Interpreter Backend¶

Catalyst has a shared IR interpreter engine that executes verified IR directly. It is useful for fast execution tests, compiler validation, and demand-driven or forced comptime execution.

Backend Role¶

The interpreter is an IR execution engine, not a separate language evaluator.

flowchart LR
  %% Node categories are colored by the site stylesheet for light/dark mode.
  classDef phase stroke-width:1.5px
  classDef backend stroke-width:1.5px
  classDef deferred stroke-width:1.5px

  Source[source]:::phase --> Tokens[tokens]:::phase
  Tokens --> AST[AST]:::phase
  AST --> SIR[SIR]:::phase
  SIR --> IR[IR]:::phase
  IR --> Interpreter[interpreter]:::backend
  IR --> CBackend[C backend]:::backend
  IR --> LLVMBackend[LLVM backend later]:::deferred

The same engine can run in different modes:

comptime mode

Runs during compilation with deterministic compiler context, sandboxing, resource limits, and compiler-provided intrinsics such as Type, reflection, Compiler.err, attribute setters, module(...), and include(...).

runtime mode

Runs verified IR for execution tests or a future complete interpreted backend.

These modes differ by allowed capabilities, host access, and resource policy. They do not define different Catalyst language semantics.

Interpreter Uses¶

The interpreter can support:

• deterministic execution tests without invoking a C compiler
• quick validation of IR semantics
• constant evaluation
• demand-driven and forced comptime execution
• diagnostics for unsupported runtime behavior in checked contexts

Comptime¶

comptime is powered by the same semantic model as normal compiled code. The IR interpreter gives Catalyst one execution path for compile-time evaluation instead of inventing a separate evaluator with different behavior. Compiler-owned semantic values are represented as opaque comptime handles with explicit intrinsic handlers, as documented in Comptime Bootstrapping and Compiler Objects.
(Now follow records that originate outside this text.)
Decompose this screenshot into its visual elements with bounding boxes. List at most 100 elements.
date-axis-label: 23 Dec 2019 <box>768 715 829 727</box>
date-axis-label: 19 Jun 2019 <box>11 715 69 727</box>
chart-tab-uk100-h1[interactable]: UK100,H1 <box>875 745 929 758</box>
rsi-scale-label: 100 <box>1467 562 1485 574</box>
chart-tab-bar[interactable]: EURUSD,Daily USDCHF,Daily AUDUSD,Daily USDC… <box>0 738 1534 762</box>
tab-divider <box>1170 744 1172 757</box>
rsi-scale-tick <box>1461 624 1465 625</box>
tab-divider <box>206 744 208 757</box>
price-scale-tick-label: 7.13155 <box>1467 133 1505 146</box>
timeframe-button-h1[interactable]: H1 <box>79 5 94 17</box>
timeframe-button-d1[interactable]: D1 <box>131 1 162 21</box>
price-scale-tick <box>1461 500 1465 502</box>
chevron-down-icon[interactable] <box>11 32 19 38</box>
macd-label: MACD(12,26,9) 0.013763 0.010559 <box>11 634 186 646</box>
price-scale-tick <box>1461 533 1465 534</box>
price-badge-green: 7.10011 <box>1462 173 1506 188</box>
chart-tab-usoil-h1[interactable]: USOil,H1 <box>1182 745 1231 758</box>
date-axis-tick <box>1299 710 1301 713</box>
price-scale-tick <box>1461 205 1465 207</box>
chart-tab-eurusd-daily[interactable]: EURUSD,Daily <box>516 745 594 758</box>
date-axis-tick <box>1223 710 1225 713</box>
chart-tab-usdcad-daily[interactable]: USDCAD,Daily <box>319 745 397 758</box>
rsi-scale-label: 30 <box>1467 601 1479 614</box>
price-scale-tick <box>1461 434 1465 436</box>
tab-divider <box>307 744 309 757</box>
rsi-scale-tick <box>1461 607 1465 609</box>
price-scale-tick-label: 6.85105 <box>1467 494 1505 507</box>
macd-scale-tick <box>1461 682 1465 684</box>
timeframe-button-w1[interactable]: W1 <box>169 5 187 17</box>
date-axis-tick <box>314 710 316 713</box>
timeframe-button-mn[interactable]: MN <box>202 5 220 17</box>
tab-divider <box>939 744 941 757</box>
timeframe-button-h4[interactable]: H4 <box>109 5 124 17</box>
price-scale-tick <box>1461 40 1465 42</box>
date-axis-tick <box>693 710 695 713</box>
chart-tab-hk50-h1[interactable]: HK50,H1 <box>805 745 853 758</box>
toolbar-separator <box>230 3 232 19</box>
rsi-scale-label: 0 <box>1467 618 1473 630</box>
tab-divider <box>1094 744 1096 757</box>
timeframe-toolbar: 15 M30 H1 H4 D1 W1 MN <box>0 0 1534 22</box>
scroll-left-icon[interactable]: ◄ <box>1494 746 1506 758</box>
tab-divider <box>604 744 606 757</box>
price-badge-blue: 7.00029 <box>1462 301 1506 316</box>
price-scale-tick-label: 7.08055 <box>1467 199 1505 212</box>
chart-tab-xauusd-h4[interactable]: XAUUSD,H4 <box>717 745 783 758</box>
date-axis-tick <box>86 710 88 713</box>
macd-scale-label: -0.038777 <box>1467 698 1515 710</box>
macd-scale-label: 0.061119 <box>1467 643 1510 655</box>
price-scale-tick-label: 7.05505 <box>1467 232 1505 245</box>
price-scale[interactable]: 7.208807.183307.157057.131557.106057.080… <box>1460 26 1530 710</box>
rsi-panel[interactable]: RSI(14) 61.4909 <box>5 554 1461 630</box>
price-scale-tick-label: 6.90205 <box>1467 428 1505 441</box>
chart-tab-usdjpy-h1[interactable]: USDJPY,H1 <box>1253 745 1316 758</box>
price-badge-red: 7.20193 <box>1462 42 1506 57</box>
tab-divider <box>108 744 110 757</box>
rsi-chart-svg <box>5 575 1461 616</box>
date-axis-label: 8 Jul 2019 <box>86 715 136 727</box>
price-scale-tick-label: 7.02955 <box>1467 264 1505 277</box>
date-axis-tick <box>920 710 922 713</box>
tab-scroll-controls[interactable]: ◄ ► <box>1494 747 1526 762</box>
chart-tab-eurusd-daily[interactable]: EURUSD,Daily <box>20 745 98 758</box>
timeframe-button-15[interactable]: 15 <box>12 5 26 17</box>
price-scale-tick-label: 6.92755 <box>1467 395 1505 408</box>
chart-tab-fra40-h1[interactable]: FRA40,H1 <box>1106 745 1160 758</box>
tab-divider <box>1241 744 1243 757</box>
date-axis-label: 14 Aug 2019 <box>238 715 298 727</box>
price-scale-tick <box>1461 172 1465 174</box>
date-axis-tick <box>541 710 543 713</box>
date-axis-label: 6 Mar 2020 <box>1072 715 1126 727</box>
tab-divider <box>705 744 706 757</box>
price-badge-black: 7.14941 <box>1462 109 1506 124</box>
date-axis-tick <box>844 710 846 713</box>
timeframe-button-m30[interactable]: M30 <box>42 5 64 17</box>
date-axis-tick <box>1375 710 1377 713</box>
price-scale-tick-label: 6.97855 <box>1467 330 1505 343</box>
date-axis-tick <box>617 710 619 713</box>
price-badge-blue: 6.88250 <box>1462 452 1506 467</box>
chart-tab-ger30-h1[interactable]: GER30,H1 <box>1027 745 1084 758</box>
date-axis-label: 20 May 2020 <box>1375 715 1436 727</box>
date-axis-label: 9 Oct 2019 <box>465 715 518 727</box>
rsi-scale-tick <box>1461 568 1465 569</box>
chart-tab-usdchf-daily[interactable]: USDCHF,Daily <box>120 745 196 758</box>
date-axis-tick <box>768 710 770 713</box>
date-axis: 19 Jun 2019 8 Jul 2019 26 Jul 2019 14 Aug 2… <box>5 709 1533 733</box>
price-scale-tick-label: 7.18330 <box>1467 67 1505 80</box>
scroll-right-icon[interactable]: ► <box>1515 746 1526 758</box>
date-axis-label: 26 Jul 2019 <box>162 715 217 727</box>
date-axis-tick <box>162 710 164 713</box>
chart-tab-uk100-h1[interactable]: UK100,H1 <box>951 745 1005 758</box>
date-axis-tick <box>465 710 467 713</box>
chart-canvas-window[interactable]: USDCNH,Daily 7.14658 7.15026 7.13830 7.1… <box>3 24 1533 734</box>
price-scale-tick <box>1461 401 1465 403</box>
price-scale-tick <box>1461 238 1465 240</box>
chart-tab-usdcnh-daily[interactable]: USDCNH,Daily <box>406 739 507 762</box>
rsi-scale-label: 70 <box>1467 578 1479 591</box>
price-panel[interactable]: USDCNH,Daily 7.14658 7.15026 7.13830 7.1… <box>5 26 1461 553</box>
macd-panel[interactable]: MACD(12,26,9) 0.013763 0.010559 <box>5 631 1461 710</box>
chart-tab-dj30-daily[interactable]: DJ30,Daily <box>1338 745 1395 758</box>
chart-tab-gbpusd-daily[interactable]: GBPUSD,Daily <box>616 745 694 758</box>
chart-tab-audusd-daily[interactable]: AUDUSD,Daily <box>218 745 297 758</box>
Comptime interpretation must be:

• deterministic
• sandboxed
• resource-limited
• cacheable
• independent of host-global mutable state

Comptime interpretation uses target semantics, not host semantics. Pointer-sized integer behavior, layout queries, alignment, ABI checks, and checked safety behavior are evaluated for the selected compilation target and safety mode. See Target and Safety Modes.

Comptime code may use ordinary language constructs once they lower to verified IR, including locals, aggregate values, address-taking, pointer parameters, loads, stores, and slices. The comptime boundary restricts host effects and nondeterminism, not ordinary memory semantics.

Backend Contract¶

The interpreter should obey the same backend-facing IR contract as C and future LLVM emission:

• consume verified IR only
• reject malformed or unsupported IR deterministically
• avoid source-level name resolution
• avoid backend-specific semantic rules
• produce deterministic results and diagnostics

Checked safety failures trap in a deterministic panic-like way outside ordinary error returns. Interpreter trap reports must include a stable trap kind and should include a source span when IR carries one. Trap output must not depend on host formatting, pointer addresses, or nondeterministic ordering.

Implementation Coverage¶

V1 requires the interpreter model to support real IR execution with an abstract memory model. Any accepted source that demands comptime evaluation must lower to verified IR and execute through this interpreter. Missing support for an IR operation used by accepted demanded comptime code is an implementation gap, not a separate language mode.

Interpreter implementation work naturally follows the IR feature set:

• scalar values, constants, locals, function calls, binary operations, returns, blocks, branches, and traps;
• aggregate values, address-taking, pointer parameters, loads, stores, and slices;
• compiler-approved comptime intrinsics for Type, reflection, diagnostics, attributes, and module/include evaluation.

Runtime IO, arbitrary host calls, external function execution, hidden host-global mutable state, broad allocation effects, realtime restrictions, and complete runtime interpreter coverage are not required for the Core Compiler Pipeline acceptance item.